Il faut prendre de la hauteur pour comprendre et juger de la réforme en cours. Nous vivons effectivement un changement d’époque dont on ne finit pas de mesurer l’importance et dont la Justice est un excellent révélateur. Par rapport à la loi Peyrefitte « Sécurité-Liberté » de 1979, les choses sont maintenant beaucoup plus compliquées du fait de changements qui affectent toutes les sociétés démocratiques.
Avant de parler d’«américanisation» possible, il faut bien appréhender ces changements.
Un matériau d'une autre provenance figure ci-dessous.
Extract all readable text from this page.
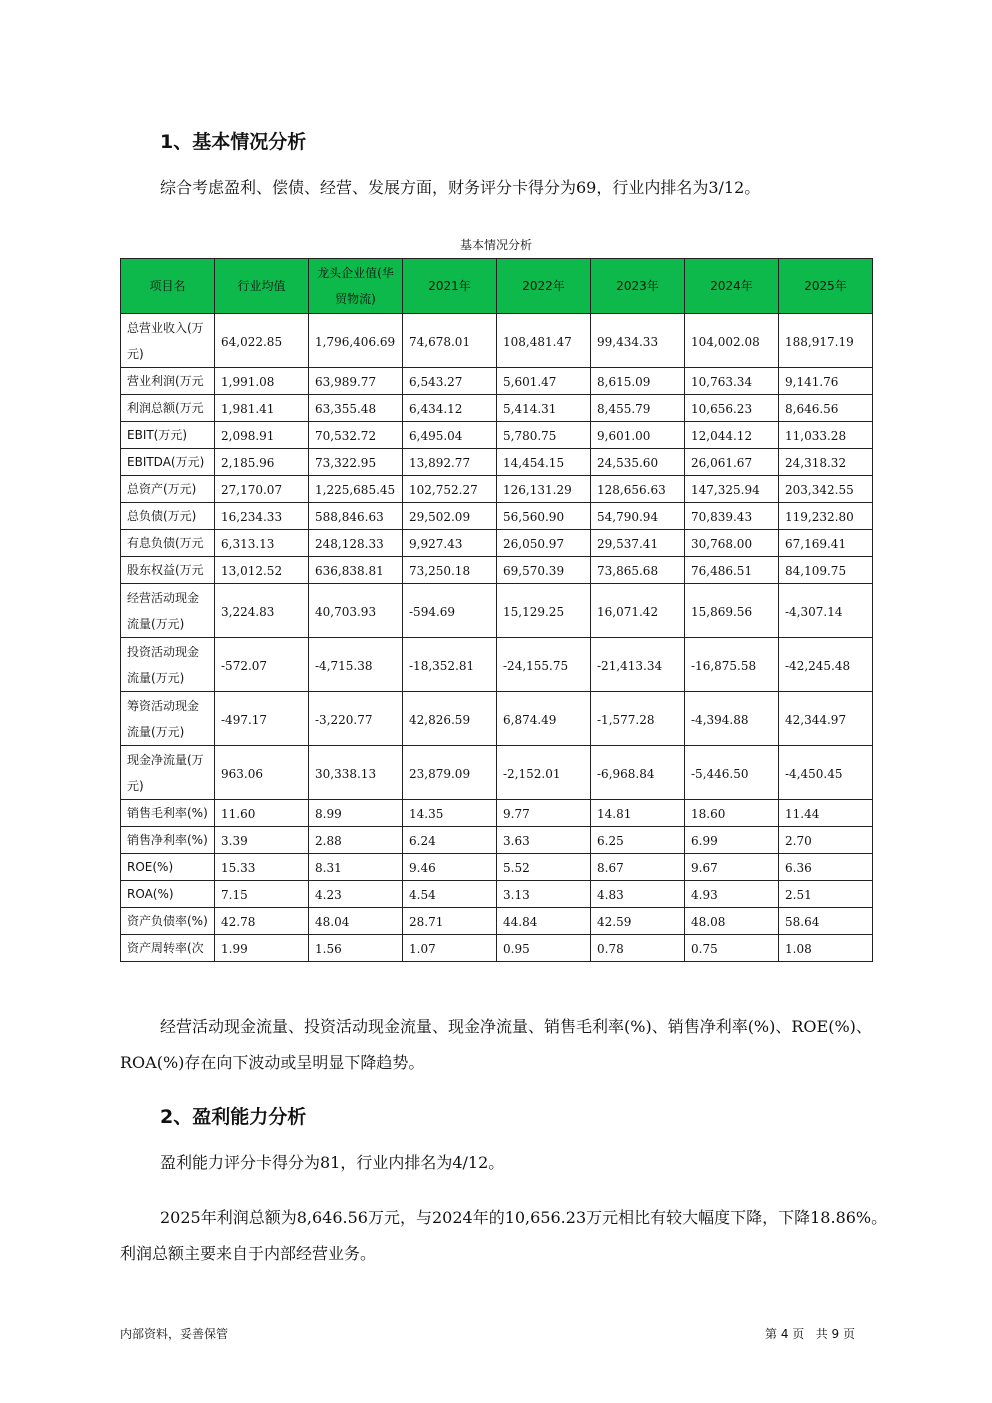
1、基本情况分析
综合考虑盈利、偿债、经营、发展方面，财务评分卡得分为69，行业内排名为3/12。
基本情况分析
项目名	行业均值	龙头企业值(华贸物流)	2021年	2022年	2023年	2024年	2025年
总营业收入(万元)	64,022.85	1,796,406.69	74,678.01	108,481.47	99,434.33	104,002.08	188,917.19
营业利润(万元	1,991.08	63,989.77	6,543.27	5,601.47	8,615.09	10,763.34	9,141.76
利润总额(万元	1,981.41	63,355.48	6,434.12	5,414.31	8,455.79	10,656.23	8,646.56
EBIT(万元)	2,098.91	70,532.72	6,495.04	5,780.75	9,601.00	12,044.12	11,033.28
EBITDA(万元)	2,185.96	73,322.95	13,892.77	14,454.15	24,535.60	26,061.67	24,318.32
总资产(万元)	27,170.07	1,225,685.45	102,752.27	126,131.29	128,656.63	147,325.94	203,342.55
总负债(万元)	16,234.33	588,846.63	29,502.09	56,560.90	54,790.94	70,839.43	119,232.80
有息负债(万元	6,313.13	248,128.33	9,927.43	26,050.97	29,537.41	30,768.00	67,169.41
股东权益(万元	13,012.52	636,838.81	73,250.18	69,570.39	73,865.68	76,486.51	84,109.75
经营活动现金流量(万元)	3,224.83	40,703.93	-594.69	15,129.25	16,071.42	15,869.56	-4,307.14
投资活动现金流量(万元)	-572.07	-4,715.38	-18,352.81	-24,155.75	-21,413.34	-16,875.58	-42,245.48
筹资活动现金流量(万元)	-497.17	-3,220.77	42,826.59	6,874.49	-1,577.28	-4,394.88	42,344.97
现金净流量(万元)	963.06	30,338.13	23,879.09	-2,152.01	-6,968.84	-5,446.50	-4,450.45
销售毛利率(%)	11.60	8.99	14.35	9.77	14.81	18.60	11.44
销售净利率(%)	3.39	2.88	6.24	3.63	6.25	6.99	2.70
ROE(%)	15.33	8.31	9.46	5.52	8.67	9.67	6.36
ROA(%)	7.15	4.23	4.54	3.13	4.83	4.93	2.51
资产负债率(%)	42.78	48.04	28.71	44.84	42.59	48.08	58.64
资产周转率(次	1.99	1.56	1.07	0.95	0.78	0.75	1.08
经营活动现金流量、投资活动现金流量、现金净流量、销售毛利率(%)、销售净利率(%)、ROE(%)、ROA(%)存在向下波动或呈明显下降趋势。
2、盈利能力分析
盈利能力评分卡得分为81，行业内排名为4/12。
2025年利润总额为8,646.56万元，与2024年的10,656.23万元相比有较大幅度下降，下降18.86%。利润总额主要来自于内部经营业务。
内部资料，妥善保管	第 4 页   共 9 页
Les 30 années passées ont été marquées par une judiciarisation accélérée de tous les pans de la vie collective et par la fin des immunités à laquelle même les juges n’échappent pas.
C’est une judiciarisation par défaut qui résulte d’une perte subite de la puissance symbolique de l’État (En témoigne la mode des excuses de l’État dans l’affaire Outreau par exemple) et d’un tournant vers une démocratie d’opinion où le scandale joue un rôle important. Elle embarrasse bien les juges.
Elle témoigne d’une certaine panique morale hantée par le spectre d’un État capable de devenir criminel dans un monde qui se « dé-moralise ». On passe ainsi d’une morale collective prégnante caractérisée par « les bonnes mœurs », à une morale centrée sur l’individu et la « dignité humaine ».
Pourquoi ce changement si brusque ? Pour l’essentiel une évolution vers des sociétés plurielles où l’on ne voit plus au nom de quoi imposer un ordre moral à leur collectivité. Deux limites sont posées au développement du libéralisme moral : ne pas toucher aux enfants et le consentement des adultes. Face à une attente généralisée d’une reconnaissance publique de la différence (Gay Pride par exemple) au nom des droits de l’individu à la dignité et à la liberté de vivre comme il l’entend, la Justice est sommée de valider cette lecture possible des « Droits de l’Homme » et de bien poser les limites.
On voit donc partout se profiler un modèle libéral autoritaire, mix de libéralisme moral et économique et de sécuritarisme. Plus les États se libéralisent, plus le sécuritarisme se développe. T.Blair a été à la fois extraordinairement sécuritaire et d’un libéralisme débridé. Clinton avait choisi cette voie. C’est celle de N.Sarkozy. Dans cette conception le groupe politique apparaît comme une somme d’individualités. Dans une société désacralisée, elle installe la peur au cœur de l’individu. Sa demande de sécurité dépasse largement le clivage droite-gauche. Elle est prioritaire et la Justice doit en être l’instrument. Ainsi T.Blair instaure la garde à vue possible jusqu’à 28 jours, l’assignation à résidence des terroristes présumés (l’équivalent chez nous de la rétention de sûreté). Le risque 0 doit être l’obsession de l’État.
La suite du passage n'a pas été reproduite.